Tolley suggested providers go to the insurer’s website to find out about reimbursements and billings. Anita Robertson’s tried that, as well. So has Samantha.
“Unfortunately, their web site is rather vague and honestly, it’s not useful at all,” Samantha said. “It really does not need to be this complicated and there’s so much more harm that can be done for everything that the shelter in place is doing, for all the recommendations, that it doesn’t make sense to me why there’s so many barriers in place.”
BCBS also suggested its customers can “…access telehealth through providers who offer the service through telephone and/or video consultations or through their Virtual Visits (MD Live) benefit,” Tolley wrote in her statement.

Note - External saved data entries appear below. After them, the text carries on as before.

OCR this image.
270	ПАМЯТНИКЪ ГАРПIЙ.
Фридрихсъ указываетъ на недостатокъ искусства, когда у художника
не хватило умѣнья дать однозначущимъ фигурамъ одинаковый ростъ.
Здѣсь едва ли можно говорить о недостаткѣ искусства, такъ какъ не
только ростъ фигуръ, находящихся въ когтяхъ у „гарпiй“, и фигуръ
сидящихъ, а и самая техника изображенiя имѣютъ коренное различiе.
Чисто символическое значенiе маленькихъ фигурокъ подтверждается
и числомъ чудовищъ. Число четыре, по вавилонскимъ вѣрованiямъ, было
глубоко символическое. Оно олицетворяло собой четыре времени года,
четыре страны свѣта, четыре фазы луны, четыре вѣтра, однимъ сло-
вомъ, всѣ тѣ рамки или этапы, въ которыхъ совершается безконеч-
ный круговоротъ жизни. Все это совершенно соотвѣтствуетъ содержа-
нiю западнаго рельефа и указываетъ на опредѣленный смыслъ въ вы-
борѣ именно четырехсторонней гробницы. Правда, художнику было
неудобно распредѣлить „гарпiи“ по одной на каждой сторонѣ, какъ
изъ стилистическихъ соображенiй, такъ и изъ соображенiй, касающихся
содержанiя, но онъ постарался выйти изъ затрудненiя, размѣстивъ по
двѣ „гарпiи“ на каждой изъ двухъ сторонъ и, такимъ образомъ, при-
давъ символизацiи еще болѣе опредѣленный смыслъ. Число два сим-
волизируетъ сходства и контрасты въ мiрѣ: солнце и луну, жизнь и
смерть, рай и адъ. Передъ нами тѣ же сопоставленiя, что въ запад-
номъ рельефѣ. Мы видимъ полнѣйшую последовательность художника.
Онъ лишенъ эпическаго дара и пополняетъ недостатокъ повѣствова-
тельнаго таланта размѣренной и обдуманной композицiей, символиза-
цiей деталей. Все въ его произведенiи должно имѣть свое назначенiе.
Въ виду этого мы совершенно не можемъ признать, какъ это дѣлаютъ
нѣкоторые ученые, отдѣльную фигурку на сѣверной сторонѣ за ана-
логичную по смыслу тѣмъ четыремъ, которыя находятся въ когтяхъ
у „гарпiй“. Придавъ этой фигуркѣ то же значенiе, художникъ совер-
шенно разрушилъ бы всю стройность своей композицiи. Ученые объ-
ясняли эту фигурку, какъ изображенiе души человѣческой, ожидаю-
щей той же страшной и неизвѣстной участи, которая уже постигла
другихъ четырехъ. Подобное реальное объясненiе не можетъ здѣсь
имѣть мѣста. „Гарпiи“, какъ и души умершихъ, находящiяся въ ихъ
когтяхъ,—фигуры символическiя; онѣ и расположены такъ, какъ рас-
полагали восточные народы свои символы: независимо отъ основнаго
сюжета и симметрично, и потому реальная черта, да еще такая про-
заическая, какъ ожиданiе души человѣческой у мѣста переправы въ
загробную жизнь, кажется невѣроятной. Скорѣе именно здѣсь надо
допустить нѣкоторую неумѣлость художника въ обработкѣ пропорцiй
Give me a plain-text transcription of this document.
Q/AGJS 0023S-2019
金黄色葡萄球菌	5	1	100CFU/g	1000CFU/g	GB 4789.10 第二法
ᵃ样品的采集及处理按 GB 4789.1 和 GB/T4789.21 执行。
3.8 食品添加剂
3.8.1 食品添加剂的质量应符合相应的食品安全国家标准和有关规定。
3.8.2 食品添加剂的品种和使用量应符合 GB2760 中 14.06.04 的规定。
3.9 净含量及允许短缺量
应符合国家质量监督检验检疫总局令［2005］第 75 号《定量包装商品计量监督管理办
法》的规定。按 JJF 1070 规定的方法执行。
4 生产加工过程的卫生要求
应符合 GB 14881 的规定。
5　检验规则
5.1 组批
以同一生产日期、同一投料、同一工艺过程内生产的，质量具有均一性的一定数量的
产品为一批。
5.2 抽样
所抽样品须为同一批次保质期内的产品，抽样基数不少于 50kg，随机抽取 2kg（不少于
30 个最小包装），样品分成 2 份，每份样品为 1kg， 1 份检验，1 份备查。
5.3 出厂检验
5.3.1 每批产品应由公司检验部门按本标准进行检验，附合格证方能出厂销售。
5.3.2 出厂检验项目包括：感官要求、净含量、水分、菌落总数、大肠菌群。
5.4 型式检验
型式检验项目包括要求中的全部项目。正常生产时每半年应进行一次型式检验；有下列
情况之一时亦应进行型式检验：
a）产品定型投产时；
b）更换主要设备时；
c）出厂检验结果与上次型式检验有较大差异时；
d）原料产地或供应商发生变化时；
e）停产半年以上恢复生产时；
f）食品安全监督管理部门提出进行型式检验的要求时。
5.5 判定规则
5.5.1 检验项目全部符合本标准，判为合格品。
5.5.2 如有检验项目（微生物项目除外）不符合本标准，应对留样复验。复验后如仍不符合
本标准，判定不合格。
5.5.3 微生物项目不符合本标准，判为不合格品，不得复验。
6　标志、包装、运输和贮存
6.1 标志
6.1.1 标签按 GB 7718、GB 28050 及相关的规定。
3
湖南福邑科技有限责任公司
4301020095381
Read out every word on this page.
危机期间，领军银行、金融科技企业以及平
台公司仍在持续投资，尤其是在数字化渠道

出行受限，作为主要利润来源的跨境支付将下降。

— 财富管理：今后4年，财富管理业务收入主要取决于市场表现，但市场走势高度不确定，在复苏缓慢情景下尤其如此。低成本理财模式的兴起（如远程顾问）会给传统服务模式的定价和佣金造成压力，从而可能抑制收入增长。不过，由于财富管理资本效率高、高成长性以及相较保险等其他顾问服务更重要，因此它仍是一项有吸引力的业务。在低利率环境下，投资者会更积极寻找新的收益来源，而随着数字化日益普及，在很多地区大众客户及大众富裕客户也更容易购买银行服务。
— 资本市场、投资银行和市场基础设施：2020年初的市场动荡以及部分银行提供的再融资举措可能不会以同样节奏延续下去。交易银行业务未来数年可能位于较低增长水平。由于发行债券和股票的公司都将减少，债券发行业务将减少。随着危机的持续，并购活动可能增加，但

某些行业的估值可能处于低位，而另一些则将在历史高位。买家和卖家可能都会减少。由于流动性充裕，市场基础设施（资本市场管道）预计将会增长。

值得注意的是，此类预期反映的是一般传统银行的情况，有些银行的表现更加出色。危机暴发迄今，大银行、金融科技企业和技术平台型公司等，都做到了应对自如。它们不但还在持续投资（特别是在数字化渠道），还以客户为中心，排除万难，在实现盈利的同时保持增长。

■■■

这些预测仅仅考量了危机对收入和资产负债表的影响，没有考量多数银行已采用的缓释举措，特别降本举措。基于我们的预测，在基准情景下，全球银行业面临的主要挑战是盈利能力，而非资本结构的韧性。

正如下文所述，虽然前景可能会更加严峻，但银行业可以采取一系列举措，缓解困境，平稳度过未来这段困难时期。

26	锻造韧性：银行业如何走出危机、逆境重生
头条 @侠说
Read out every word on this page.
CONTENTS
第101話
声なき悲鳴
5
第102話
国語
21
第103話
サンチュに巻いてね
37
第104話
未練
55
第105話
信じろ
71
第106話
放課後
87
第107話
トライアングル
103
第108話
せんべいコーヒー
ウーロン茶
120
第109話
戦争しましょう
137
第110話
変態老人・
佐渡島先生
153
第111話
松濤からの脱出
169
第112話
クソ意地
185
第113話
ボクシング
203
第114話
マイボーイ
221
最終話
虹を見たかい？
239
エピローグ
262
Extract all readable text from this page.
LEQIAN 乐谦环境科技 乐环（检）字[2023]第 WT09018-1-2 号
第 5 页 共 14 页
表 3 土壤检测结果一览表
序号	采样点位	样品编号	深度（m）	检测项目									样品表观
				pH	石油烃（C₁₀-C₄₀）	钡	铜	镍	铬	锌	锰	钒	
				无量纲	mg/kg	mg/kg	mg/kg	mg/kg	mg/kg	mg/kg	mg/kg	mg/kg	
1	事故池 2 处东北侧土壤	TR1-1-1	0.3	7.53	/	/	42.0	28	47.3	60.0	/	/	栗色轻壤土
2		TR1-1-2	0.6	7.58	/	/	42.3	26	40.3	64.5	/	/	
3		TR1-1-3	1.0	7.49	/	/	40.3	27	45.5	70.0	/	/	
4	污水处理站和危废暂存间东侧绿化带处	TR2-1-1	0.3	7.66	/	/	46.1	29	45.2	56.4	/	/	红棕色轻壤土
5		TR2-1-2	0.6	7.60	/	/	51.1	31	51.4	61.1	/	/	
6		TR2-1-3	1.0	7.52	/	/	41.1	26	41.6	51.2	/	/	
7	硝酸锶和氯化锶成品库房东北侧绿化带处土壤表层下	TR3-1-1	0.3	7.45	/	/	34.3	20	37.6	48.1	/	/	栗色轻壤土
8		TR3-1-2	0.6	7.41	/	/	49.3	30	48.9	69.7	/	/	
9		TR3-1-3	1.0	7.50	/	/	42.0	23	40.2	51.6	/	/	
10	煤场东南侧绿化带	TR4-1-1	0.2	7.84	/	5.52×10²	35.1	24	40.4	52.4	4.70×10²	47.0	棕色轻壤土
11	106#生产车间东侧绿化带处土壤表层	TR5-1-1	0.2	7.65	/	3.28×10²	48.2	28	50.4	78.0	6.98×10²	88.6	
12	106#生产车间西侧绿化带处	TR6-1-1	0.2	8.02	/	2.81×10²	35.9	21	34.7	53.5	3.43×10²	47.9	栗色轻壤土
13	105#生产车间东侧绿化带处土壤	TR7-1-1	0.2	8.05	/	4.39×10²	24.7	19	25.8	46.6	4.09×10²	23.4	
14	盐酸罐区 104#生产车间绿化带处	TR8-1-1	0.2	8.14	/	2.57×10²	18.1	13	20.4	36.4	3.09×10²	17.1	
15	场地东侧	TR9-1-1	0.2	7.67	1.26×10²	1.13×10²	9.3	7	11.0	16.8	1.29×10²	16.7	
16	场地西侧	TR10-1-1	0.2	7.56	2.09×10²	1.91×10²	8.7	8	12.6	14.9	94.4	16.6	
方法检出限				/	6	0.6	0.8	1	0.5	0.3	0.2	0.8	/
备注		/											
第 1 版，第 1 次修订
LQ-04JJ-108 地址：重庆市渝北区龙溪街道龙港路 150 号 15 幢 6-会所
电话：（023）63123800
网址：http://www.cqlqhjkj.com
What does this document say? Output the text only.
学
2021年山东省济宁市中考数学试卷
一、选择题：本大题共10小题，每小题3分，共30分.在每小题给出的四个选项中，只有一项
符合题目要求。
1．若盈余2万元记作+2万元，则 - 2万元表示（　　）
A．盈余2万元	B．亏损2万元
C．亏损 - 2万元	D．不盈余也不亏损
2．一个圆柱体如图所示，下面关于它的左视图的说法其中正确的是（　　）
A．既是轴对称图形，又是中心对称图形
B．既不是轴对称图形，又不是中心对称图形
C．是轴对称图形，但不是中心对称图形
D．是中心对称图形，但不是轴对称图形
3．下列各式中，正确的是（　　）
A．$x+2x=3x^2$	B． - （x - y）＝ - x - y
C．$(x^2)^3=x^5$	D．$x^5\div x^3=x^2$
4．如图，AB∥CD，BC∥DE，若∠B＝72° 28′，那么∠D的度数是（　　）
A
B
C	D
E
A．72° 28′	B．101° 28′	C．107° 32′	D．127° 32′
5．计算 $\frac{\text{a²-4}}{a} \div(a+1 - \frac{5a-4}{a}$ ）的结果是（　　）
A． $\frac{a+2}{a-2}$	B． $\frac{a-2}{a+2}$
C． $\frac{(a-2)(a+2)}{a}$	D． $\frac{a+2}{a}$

Robertson and other providers we spoke with for this investigation all confirmed a 90-day wait to be credentialed by BCBS for this service under normal circumstances.
We asked Tolley clarifying questions concerning Samantha’s case, in particular. Although she couldn’t provide any specific answers citing privacy laws, Tolley told KXAN that BCBS “stands by our statement.”
Tolley, who seemed confused as to why Samantha was being denied coverage—suggesting at one point in the call that it was Samantha’s employer who was denying the telehealth therapy claims—asked that we send the company Samantha’s contact information so BCBS could look into the problems.
Samantha agreed and we passed along the information on Monday. Samantha did not hear directly from BCBS, but told KXAN late Tuesday that the insurer informed her employer that “Now until at last 4/30/2020, member cost-sharing for covered, medically necessary medical and behavioral health services delivered via telemedicine or telehealth by a qualified in-network provider is a covered benefit. “
“We’ll see if they follow through,” Samantha told KXAN.